Arch Neurol. 2003 Aug;60(8):1073-81. doi: 10.1001/archneur.60.8.1073.
Various types of pathologic mechanisms in multiple sclerosis (MS) can alter magnetic resonance imaging (MRI) signals, and the appearance of remyelinated lesions on MRI is largely unknown.
To describe the MRI appearance of remyelinated lesions in MS.
Comparison of postmortem MRI findings with histopathologic findings.

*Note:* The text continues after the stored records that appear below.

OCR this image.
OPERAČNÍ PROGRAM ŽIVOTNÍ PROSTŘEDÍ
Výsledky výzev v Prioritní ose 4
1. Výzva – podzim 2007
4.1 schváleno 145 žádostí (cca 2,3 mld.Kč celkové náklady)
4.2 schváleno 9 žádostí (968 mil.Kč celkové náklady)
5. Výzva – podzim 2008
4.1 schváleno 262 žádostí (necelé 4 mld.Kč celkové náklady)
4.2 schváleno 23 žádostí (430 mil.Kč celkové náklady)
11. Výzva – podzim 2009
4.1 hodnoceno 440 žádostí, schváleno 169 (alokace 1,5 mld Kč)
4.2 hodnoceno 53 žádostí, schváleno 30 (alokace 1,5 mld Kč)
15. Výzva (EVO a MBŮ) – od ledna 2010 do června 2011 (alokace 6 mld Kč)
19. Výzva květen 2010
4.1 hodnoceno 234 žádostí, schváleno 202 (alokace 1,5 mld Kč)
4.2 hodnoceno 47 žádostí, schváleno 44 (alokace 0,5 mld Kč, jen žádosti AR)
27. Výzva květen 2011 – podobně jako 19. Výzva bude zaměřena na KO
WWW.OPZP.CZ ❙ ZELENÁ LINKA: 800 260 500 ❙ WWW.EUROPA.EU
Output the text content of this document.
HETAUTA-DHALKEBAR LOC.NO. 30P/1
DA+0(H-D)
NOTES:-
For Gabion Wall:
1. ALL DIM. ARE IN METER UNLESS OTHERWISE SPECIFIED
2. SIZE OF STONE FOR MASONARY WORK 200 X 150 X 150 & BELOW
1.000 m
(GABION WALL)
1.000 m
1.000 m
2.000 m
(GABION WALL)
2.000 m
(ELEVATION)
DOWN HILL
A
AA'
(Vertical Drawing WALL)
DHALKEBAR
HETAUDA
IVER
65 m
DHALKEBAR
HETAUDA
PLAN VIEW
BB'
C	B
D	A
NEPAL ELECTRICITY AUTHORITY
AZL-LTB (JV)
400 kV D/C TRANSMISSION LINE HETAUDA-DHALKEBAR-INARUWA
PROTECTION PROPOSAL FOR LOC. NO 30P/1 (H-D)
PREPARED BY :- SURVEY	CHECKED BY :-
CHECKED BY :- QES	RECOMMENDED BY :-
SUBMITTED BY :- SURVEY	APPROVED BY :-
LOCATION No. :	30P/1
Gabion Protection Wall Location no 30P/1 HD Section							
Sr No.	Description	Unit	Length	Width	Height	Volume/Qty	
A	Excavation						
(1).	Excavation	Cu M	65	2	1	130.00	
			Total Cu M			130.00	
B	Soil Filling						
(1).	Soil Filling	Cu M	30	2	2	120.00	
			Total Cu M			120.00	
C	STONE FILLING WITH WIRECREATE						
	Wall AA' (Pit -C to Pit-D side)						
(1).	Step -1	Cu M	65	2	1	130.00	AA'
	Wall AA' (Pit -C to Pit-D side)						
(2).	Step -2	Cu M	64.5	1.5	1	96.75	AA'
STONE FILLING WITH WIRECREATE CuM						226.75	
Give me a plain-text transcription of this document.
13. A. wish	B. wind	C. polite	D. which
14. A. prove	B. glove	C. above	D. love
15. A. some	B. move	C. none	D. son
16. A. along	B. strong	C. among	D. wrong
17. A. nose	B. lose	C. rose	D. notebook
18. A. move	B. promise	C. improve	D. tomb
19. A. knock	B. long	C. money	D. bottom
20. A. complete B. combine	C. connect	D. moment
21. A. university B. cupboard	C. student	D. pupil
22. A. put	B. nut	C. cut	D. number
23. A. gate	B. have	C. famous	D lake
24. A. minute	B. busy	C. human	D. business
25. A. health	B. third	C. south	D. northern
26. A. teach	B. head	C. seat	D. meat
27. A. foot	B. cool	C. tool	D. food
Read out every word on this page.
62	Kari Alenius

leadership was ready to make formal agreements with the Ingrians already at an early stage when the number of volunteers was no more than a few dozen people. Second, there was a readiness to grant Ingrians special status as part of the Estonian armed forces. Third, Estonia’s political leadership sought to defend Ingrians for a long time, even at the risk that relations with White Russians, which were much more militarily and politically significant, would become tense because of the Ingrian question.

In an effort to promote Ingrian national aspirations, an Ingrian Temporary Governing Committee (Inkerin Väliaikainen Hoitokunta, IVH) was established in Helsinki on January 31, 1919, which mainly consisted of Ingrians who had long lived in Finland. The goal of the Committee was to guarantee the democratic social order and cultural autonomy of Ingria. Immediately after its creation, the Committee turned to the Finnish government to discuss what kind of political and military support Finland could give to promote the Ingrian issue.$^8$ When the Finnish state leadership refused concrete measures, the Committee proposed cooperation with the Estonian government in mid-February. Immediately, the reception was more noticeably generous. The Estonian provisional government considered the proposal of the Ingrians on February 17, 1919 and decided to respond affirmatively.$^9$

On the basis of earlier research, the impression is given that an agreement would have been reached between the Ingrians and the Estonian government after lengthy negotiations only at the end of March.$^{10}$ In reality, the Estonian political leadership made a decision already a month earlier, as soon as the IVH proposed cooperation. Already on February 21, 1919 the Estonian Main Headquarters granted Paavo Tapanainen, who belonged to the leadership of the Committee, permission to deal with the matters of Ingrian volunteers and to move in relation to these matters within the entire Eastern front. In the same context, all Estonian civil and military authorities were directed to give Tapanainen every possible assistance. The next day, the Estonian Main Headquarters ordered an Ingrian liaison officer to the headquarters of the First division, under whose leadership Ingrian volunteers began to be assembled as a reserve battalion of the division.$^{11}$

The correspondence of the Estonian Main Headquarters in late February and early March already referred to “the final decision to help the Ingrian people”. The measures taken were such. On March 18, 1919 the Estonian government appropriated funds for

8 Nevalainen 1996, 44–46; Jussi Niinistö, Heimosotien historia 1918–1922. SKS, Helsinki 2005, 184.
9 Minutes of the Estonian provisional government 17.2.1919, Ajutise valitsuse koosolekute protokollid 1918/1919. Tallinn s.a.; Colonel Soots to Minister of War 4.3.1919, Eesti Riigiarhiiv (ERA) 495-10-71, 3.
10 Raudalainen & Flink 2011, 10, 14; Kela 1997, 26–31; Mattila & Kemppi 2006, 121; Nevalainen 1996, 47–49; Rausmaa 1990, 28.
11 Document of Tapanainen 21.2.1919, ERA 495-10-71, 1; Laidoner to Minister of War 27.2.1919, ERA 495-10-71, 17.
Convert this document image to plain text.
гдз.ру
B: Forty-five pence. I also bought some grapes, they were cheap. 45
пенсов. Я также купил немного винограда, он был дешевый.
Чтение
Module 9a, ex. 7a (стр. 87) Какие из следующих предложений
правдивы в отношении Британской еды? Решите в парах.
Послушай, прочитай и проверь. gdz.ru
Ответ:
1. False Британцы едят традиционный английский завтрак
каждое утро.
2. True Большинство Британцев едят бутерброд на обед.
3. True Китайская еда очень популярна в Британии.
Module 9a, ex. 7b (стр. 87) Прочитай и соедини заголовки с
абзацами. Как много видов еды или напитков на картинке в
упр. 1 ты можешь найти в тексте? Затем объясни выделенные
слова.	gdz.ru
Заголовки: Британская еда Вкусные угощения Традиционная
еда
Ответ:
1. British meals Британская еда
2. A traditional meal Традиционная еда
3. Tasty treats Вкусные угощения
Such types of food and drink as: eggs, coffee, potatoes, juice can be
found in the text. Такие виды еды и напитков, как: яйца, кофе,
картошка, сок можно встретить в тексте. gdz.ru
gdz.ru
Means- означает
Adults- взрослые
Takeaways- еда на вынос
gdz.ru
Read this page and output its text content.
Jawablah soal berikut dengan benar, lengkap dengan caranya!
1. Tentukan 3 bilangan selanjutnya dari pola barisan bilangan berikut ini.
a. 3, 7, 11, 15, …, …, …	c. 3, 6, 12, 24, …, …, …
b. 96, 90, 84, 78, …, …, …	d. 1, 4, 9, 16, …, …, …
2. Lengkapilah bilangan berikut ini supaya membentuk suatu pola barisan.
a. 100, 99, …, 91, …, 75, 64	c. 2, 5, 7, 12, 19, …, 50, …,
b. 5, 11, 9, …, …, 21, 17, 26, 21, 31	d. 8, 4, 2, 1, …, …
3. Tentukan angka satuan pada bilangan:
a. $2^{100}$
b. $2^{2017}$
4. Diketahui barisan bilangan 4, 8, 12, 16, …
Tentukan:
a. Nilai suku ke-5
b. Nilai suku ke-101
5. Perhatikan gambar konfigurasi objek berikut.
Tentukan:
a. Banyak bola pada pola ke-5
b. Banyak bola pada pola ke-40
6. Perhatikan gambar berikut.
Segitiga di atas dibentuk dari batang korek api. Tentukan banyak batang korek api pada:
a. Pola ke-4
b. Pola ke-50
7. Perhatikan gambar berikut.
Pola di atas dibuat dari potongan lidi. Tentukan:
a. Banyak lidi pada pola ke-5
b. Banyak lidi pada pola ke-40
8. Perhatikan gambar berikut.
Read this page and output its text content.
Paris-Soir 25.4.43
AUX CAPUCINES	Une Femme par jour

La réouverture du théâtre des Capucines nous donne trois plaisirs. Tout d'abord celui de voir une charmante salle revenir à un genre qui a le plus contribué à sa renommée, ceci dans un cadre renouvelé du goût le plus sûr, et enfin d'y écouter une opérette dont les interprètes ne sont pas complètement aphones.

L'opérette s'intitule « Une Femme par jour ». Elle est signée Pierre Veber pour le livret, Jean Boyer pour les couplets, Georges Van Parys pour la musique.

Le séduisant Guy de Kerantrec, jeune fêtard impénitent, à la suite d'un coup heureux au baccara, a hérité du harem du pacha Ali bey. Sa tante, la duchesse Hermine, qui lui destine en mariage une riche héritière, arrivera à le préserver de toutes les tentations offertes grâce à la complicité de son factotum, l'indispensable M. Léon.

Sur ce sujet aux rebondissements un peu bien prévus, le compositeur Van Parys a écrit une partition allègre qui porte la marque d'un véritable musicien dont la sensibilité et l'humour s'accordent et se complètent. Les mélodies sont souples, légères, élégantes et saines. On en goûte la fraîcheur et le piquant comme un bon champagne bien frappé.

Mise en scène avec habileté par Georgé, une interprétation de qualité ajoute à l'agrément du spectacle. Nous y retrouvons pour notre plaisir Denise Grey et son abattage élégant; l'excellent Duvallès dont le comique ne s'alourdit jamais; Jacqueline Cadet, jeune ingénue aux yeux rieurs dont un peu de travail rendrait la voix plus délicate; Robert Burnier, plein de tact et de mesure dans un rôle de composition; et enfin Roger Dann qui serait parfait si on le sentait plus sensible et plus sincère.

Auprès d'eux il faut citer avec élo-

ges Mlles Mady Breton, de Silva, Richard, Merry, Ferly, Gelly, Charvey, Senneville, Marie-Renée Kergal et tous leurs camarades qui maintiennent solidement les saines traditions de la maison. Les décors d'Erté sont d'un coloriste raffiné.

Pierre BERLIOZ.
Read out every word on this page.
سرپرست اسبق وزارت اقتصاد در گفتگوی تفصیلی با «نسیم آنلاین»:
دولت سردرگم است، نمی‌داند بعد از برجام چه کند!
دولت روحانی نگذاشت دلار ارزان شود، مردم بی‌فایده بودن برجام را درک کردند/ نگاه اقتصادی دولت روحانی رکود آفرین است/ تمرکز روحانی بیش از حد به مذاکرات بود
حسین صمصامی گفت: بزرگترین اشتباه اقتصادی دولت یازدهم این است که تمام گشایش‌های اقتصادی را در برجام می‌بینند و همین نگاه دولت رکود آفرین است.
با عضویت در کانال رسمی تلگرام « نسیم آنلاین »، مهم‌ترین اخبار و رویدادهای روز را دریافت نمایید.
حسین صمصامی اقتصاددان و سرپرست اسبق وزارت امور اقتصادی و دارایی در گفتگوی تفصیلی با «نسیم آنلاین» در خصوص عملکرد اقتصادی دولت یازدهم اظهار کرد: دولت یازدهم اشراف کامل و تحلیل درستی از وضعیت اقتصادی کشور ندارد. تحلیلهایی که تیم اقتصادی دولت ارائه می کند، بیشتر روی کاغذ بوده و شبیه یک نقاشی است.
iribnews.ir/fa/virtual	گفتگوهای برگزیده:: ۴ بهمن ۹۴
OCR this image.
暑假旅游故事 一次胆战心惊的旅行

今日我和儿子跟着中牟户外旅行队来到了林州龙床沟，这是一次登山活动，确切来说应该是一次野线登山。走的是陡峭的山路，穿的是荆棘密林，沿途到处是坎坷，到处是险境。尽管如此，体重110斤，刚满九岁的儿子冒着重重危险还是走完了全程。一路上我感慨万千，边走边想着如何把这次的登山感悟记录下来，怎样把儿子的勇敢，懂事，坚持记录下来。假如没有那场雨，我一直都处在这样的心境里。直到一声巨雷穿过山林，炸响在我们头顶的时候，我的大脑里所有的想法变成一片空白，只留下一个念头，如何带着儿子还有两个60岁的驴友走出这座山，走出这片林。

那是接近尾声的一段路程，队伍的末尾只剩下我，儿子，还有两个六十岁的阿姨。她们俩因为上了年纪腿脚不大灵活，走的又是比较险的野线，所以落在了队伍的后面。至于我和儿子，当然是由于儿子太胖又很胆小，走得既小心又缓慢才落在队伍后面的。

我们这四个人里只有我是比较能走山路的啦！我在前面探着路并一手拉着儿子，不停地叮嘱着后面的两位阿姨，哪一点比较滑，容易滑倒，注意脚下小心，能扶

Brain donations from a general community. Patients Magnetic resonance images from 36 rapid autopsies yielded 161 areas that could be matched with histologic characteristics, including 149 focal T2-weighted abnormalities, with a range of signal intensities on T1-weighted images. In a subset of 49 lesions, magnetization transfer ratio could be determined.
An observer blinded to the MRI findings assessed the presence of remyelination using light microscopic criteria; in 25 areas, in situ hybridization was used to assess the presence of oligodendrocytes expressing proteolipid protein messenger RNA.
Remyelinated areas were found in 67 lesions (42%): partial remyelination was present in 30 lesions (19%), whereas 37 lesions (23%) were fully remyelinated. Remyelinated lesions contained enhanced numbers of oligodendrocytes containing proteolipid protein messenger RNA. All areas with remyelination shown histopathologically were hyperintense on T2-weighted images. Strong hypointensity on T1-weighted images was significantly associated (chi2 = 29.8, P<.001) with demyelinated and partially remyelinated lesions compared with fully remyelinated lesions. The magnetization transfer ratio of remyelinated lesions (mean [SD], 27.6% [41%]) differed (F = 46.3, P<.001) from both normal-appearing white matter (35.2% [32%]) and demyelinated lesions (22.3% [48%]).
Remyelinated lesions return an abnormal signal on T2-weighted images. Both T1-weighted images and magnetization transfer ratio may have (limited) additional value in separating lesions with and without remyelination.
多发性硬化症(MS)的多种病理机制可改变磁共振成像(MRI)信号,而MRI上再髓鞘化病变的表现 largely unknown。
描述MS中再髓鞘化病变的MRI表现。
死后MRI结果与组织病理学结果的比较。
来自普通社区的脑捐赠。患者 36例快速尸检的磁共振图像产生了161个可与组织学特征匹配的区域,包括149个局灶性T2加权异常,在T1加权图像上具有一系列信号强度。在49个病变的子集中,可以确定磁化传递率。
一名对MRI结果不知情的观察者使用光学显微镜标准评估再髓鞘化的存在;在25个区域,使用原位杂交评估表达蛋白脂蛋白信使RNA的少突胶质细胞的存在。
在67个病变(42%)中发现了再髓鞘化区域:30个病变(19%)存在部分再髓鞘化,而37个病变(23%)完全再髓鞘化。再髓鞘化病变中含有蛋白脂蛋白信使RNA的少突胶质细胞数量增加。组织病理学显示有再髓鞘化的所有区域在T2加权图像上均为高信号。与完全再髓鞘化病变相比,T1加权图像上的强低信号与脱髓鞘和部分再髓鞘化病变显著相关(χ2 = 29.8,P <.001)。再髓鞘化病变的磁化传递率(平均值[标准差],27.6%[41%])与正常外观的白质(35.2%[32%])和脱髓鞘病变(22.3%[48%])均不同(F = 46.3,P <.001)。
再髓鞘化病变在T2加权图像上呈现异常信号。T1加权图像和磁化传递率在区分有无再髓鞘化的病变方面可能具有(有限的)附加价值。